Background: Lung cancer (LC) is the leading cause of deaths caused by cancer worldwide. A diagnostic test for LC is needed for monitoring high-risk populations.
Patients and methods: Fifty-seven markers were measured using multiplex immunoassays of plasma of patients with non-small cell lung cancer (NSCLC); (245 men, 114 women, 1 unknown), asthma (67 men, 111 women, 2 unknown) and of healthy controls (165 men, 122 women, 1 unknown). Mass spectrometry was used for biomarker discovery. A support vector machine (SVM) was used for data analysis.
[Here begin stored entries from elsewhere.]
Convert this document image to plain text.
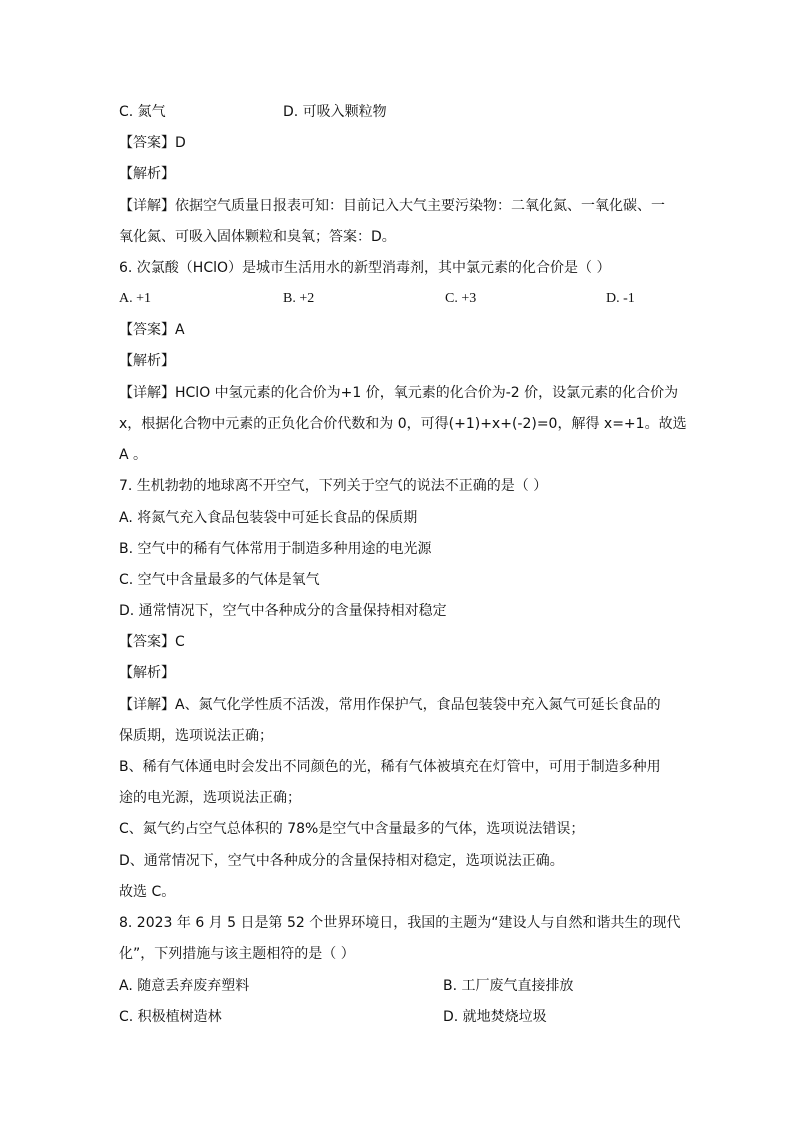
C. 氮气	D. 可吸入颗粒物
【答案】D
【解析】
【详解】依据空气质量日报表可知：目前记入大气主要污染物：二氧化氮、一氧化碳、一
氧化氮、可吸入固体颗粒和臭氧；答案：D。
6. 次氯酸（HClO）是城市生活用水的新型消毒剂，其中氯元素的化合价是（ ）
A. +1	B. +2	C. +3	D. -1
【答案】A
【解析】
【详解】HClO 中氢元素的化合价为+1 价，氧元素的化合价为-2 价，设氯元素的化合价为
x，根据化合物中元素的正负化合价代数和为 0，可得(+1)+x+(-2)=0，解得 x=+1。故选
A 。
7. 生机勃勃的地球离不开空气，下列关于空气的说法不正确的是（ ）
A. 将氮气充入食品包装袋中可延长食品的保质期
B. 空气中的稀有气体常用于制造多种用途的电光源
C. 空气中含量最多的气体是氧气
D. 通常情况下，空气中各种成分的含量保持相对稳定
【答案】C
【解析】
【详解】A、氮气化学性质不活泼，常用作保护气，食品包装袋中充入氮气可延长食品的
保质期，选项说法正确；
B、稀有气体通电时会发出不同颜色的光，稀有气体被填充在灯管中，可用于制造多种用
途的电光源，选项说法正确；
C、氮气约占空气总体积的 78%是空气中含量最多的气体，选项说法错误；
D、通常情况下，空气中各种成分的含量保持相对稳定，选项说法正确。
故选 C。
8. 2023 年 6 月 5 日是第 52 个世界环境日，我国的主题为“建设人与自然和谐共生的现代
化”，下列措施与该主题相符的是（ ）
A. 随意丢弃废弃塑料	B. 工厂废气直接排放
C. 积极植树造林	D. 就地焚烧垃圾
Results: When all biomarkers and both genders were co-analyzed, SVM classified NSCLC and asthma with an accuracy of 0.94. Restricting to NSCLC versus healthy using best subsets of variables (males: epidermal growth factor (EGF), interleukin-8 (IL-8), soluble Fas (sFas), matrix metalloproteinase-9 (MMP-9), plasminogen activator inhibitor-1 (PAI-1); females: EGF, soluble cluster of differentiation 40 (sCD40) ligand, IL-8) yielded sensitivity and specificity of 1. Expression of eleven mass spectrometric biomarkers differed between pathologies.
Conclusion: Significant inter-pathology and gender differences between biomarkers may improve diagnosis of LC.